Reforma Tributária: Uma Oportunidade Histórica
A entrevista também destacou que a Reforma Tributária representa uma chance única para prefeitos e secretários estruturarem seus Fiscos e garantirem o desenvolvimento local.A redistribuição das competências tributárias de 1988, a Lei de Responsabilidade Fiscal (LC nº 101/2000) e a EC nº 42/2003 já haviam aberto caminhos para avanços municipais. Agora, com o IBS incidindo no destino, os municípios que valorizarem seus Fiscos sairão na frente, enquanto os que negligenciarem enfrentarão perdas de receita que podem durar meio século.
O FONAFATI: Nova Esperança
O FONAFATI surge como instrumento de resistência e transformação. Ele atuará nacionalmente em defesa dos Fiscos municipais, combatendo ingerências políticas locais, firmando parcerias com órgãos de controle e ampliando a qualificação profissional por meio de cooperações inéditas, como com a Faculdade Brasileira de Tributação.O recado é claro: sem Fisco estruturado não há arrecadação, e sem arrecadação não há serviços públicos de qualidade.
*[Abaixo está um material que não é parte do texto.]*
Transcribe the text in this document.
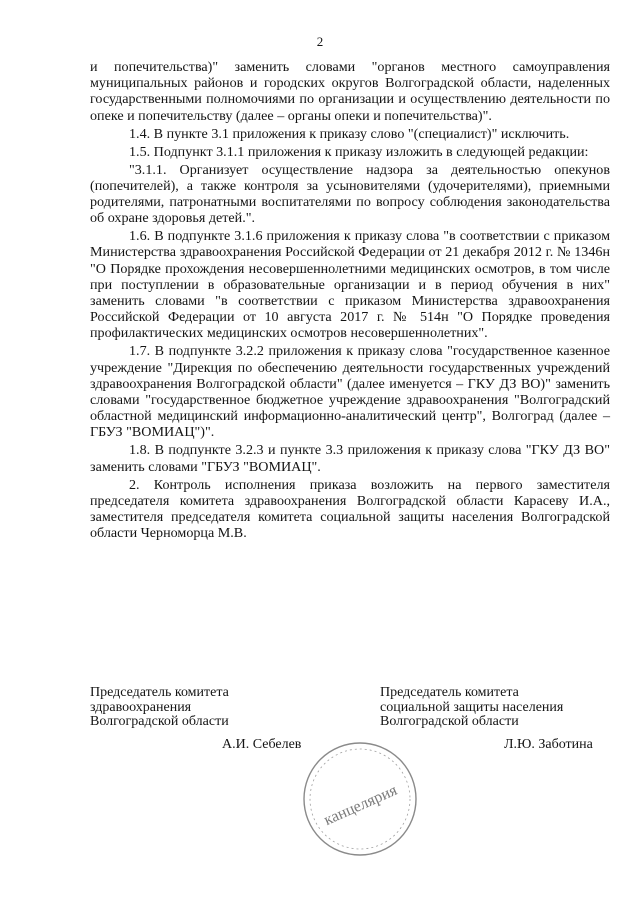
2

и попечительства)" заменить словами "органов местного самоуправления муниципальных районов и городских округов Волгоградской области, наделенных государственными полномочиями по организации и осуществлению деятельности по опеке и попечительству (далее – органы опеки и попечительства)".

1.4. В пункте 3.1 приложения к приказу слово "(специалист)" исключить.

1.5. Подпункт 3.1.1 приложения к приказу изложить в следующей редакции:

"3.1.1. Организует осуществление надзора за деятельностью опекунов (попечителей), а также контроля за усыновителями (удочерителями), приемными родителями, патронатными воспитателями по вопросу соблюдения законодательства об охране здоровья детей.".

1.6. В подпункте 3.1.6 приложения к приказу слова "в соответствии с приказом Министерства здравоохранения Российской Федерации от 21 декабря 2012 г. № 1346н "О Порядке прохождения несовершеннолетними медицинских осмотров, в том числе при поступлении в образовательные организации и в период обучения в них" заменить словами "в соответствии с приказом Министерства здравоохранения Российской Федерации от 10 августа 2017 г. № 514н "О Порядке проведения профилактических медицинских осмотров несовершеннолетних".

1.7. В подпункте 3.2.2 приложения к приказу слова "государственное казенное учреждение "Дирекция по обеспечению деятельности государственных учреждений здравоохранения Волгоградской области" (далее именуется – ГКУ ДЗ ВО)" заменить словами "государственное бюджетное учреждение здравоохранения "Волгоградский областной медицинский информационно-аналитический центр", Волгоград (далее – ГБУЗ "ВОМИАЦ")".

1.8. В подпункте 3.2.3 и пункте 3.3 приложения к приказу слова "ГКУ ДЗ ВО" заменить словами "ГБУЗ "ВОМИАЦ".

2. Контроль исполнения приказа возложить на первого заместителя председателя комитета здравоохранения Волгоградской области Карасеву И.А., заместителя председателя комитета социальной защиты населения Волгоградской области Черноморца М.В.

Председатель комитета
здравоохранения
Волгоградской области
Председатель комитета
социальной защиты населения
Волгоградской области
А.И. Себелев	Л.Ю. Заботина
канцелярия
Entre a Desinformação e a Esperança
As declarações de Pedro Paulo não foram apenas um deslize retórico, mas a prova de que um relator despreparado pode colocar em risco o funcionamento do Estado brasileiro. Por isso, a reação firme da FENAFIM não é apenas legítima: é necessária.De um lado, temos a desinformação que desvaloriza carreiras essenciais. De outro, temos o FONAFATI e as entidades de classe apontando o caminho da valorização do Fisco e da justiça fiscal.
Se a Reforma Tributária pode ser a última grande oportunidade do século para fortalecer os municípios, não podemos desperdiçá-la com equívocos ou improvisos. O futuro da arrecadação, e consequentemente da cidadania, depende da seriedade com que tratamos o Fisco hoje.